Maybe German-chan’s nato/german dinner arc was to remind the viewers of our own ignorance of other cultures? Maybe leading into the bath scene with shadowy Japanese politicians effectively talking about penis size was meant to poke fun at the girl-military genre fetish? …but that’s probably giving Hifuri too much credit.
In short, a lot of stuff happens but few events carry consequences or relevance.

The verdict: as it bothered me last week, I appreciated the school command’s bewilderment at Musashi’s survival.
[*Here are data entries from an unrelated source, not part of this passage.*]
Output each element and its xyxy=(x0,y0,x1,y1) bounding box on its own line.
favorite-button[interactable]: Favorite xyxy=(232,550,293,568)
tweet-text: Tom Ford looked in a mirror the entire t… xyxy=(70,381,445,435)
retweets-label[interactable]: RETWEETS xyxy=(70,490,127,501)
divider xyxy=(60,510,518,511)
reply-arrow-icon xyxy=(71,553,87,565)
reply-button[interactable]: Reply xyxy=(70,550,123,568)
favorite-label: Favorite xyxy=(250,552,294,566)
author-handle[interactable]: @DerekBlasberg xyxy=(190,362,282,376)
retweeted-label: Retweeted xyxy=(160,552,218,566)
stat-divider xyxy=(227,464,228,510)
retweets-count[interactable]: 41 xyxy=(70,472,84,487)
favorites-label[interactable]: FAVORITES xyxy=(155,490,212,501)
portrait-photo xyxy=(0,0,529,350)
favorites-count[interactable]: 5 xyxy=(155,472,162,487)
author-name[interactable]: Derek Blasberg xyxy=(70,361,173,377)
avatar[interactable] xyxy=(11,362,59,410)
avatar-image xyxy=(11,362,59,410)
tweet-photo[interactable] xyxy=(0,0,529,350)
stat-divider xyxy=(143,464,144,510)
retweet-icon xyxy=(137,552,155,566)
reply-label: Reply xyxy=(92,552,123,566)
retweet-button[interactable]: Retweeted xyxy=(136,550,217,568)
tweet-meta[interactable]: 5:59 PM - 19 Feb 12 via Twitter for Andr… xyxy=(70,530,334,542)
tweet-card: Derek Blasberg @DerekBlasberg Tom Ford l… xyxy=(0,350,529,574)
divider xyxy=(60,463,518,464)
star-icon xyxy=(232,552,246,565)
Blaming the electronic guidance of the missiles seems clunky, especially because we know this is somehow caused by the rat-virus, but it’s far better than a ‘Musashi so strong’ circle-jerk alternative.
That aside, the central conspiracy with the rats is problematic. Even with we ignore their ability to infect people AND ELECTRONICS equally, the plot seems to have moved away from an internal government conspiracy for them being there. Sure, a plot about evil men trying to cause a conflict so they could retake the quasi-military back from women is eye-rollingly simplistic, but at least it would have villains and a sense of purpose.
Overall, Hifuri just lacks tension. No one has died yet — even the girls who drove right into a mine — and no decision has carried consequences of even the blandest sort. Sprinkle in the absurd number of characters, and you have a bland bland bland show about a mysterious virus at sea with explosions that can’t hurt anyone.
Its watchable but by the thinnest of technical margins.